Her daughter already has contacts (address's in the program ) and we need to get rid of these and start a new address book.

What are we doing wrong? thanks


----------



## natcom (Sep 21, 2003)

try trashing this file;

com.apple.mail.plist


Located here;
user/library/preferences

or move it from there reboot the machine and check for the problem


----------



## smithmdan (Nov 6, 2001)

Thanks for the reply,
when I get back to her computer I will try your suggestion and let you know what happens.


----------



## buzzie (Oct 13, 2006)

I am having the same problem. I cannot get address book to open. My icon bounces in the in the app bar, but does nothing else, no error message, nada, zip.

I have tried reinstalling from original Tiger disc and then updating
Killing prefs
I even did your suggestion above and was happy I had not delete the com.apple.mail.plist cause my main accounts were then missing along with their associated mail.

So when you do have more insight or other ideas of what to try, I will be appreciative in hearing from you.


----------



## natcom (Sep 21, 2003)

Hi buzzie if you remove ~/Library/Mail (don't trash it!) and re-set up the account, does it work?
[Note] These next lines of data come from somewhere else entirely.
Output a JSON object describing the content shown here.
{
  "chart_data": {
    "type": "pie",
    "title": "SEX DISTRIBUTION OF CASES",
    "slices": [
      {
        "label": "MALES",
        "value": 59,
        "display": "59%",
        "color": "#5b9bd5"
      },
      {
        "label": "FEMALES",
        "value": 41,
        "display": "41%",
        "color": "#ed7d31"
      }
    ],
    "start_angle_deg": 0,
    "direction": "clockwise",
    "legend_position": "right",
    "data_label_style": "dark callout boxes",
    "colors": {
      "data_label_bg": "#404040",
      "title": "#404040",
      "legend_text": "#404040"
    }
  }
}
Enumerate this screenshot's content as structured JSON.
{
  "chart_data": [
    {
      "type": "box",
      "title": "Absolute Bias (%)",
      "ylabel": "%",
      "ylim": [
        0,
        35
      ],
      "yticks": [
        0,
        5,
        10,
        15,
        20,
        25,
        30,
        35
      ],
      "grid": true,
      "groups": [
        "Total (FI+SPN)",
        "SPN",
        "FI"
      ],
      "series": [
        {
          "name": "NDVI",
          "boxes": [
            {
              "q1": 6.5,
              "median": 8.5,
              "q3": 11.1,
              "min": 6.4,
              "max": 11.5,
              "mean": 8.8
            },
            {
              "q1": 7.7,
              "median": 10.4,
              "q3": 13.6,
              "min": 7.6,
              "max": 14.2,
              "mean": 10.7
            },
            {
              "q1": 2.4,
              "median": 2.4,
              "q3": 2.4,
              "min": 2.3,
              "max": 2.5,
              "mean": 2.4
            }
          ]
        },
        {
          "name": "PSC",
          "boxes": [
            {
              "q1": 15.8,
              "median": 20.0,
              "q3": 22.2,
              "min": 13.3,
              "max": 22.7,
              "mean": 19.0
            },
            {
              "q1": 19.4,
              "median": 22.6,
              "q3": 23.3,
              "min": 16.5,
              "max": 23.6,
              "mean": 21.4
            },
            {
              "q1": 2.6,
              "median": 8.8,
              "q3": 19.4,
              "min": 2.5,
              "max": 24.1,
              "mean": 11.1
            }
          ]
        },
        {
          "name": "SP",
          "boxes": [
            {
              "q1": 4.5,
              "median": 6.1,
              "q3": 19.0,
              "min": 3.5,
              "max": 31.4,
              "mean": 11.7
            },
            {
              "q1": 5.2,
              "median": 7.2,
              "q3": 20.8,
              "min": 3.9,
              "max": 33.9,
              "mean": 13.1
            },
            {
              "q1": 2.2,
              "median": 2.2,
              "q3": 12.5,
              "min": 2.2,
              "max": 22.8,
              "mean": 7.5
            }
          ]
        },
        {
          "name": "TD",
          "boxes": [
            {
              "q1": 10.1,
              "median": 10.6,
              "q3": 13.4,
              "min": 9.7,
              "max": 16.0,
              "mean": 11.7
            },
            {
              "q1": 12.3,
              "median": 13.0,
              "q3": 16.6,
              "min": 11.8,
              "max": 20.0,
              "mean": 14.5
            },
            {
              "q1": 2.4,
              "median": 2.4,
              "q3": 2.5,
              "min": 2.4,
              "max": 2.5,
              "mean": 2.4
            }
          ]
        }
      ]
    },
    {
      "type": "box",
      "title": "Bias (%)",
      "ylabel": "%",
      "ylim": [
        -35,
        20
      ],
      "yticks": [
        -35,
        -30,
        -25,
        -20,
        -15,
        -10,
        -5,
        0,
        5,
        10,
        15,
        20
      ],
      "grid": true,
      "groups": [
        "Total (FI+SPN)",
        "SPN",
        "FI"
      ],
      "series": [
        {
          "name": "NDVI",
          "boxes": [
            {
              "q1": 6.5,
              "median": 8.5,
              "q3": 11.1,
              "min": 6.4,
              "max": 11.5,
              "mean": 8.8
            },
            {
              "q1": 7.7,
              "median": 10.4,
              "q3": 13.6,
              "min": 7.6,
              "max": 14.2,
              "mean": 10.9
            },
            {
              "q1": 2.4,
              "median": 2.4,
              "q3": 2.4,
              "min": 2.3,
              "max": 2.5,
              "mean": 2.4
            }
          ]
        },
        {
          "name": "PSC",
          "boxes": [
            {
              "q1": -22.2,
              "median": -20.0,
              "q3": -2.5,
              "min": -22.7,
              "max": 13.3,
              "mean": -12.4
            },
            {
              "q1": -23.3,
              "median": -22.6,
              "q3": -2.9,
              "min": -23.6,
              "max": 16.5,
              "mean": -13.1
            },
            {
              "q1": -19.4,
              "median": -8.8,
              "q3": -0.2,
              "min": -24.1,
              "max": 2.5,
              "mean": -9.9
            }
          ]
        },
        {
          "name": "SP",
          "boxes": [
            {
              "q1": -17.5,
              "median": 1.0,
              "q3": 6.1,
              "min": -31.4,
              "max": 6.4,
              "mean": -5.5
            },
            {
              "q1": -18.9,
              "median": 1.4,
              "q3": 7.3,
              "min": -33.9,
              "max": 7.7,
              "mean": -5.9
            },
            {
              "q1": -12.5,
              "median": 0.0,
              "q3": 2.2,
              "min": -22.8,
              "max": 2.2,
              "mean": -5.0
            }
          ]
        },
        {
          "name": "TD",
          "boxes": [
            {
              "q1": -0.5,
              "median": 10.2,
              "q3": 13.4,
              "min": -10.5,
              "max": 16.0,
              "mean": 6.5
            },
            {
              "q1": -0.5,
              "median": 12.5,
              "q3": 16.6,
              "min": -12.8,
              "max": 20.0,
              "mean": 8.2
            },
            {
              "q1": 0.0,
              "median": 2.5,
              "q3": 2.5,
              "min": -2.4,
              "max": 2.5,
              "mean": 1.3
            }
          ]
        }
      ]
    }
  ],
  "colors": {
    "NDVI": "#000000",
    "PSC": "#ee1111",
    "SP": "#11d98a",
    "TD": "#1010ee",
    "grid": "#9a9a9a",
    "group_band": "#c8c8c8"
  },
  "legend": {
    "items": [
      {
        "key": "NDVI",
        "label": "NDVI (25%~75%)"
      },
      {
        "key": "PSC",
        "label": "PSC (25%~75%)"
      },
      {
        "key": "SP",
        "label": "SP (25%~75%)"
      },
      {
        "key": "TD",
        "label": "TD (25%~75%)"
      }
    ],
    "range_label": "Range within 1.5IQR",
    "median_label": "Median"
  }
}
if works, import the mail from the old Mail folder with the Import command

in case you dont know how to import open mail, go to file and import, then select mail, then point to your INBOX from ~/Library/Mail


----------



## buzzie (Oct 13, 2006)

Nat, i tried removing my mail folder and address book would still not open. Is address book directly tied to the funtioning of mail?


----------



## natcom (Sep 21, 2003)

buzzie said:


> Nat, i tried removing my mail folder and address book would still not open. Is address book directly tied to the funtioning of mail?


yeah it is can you open mail from a nother user account ?


----------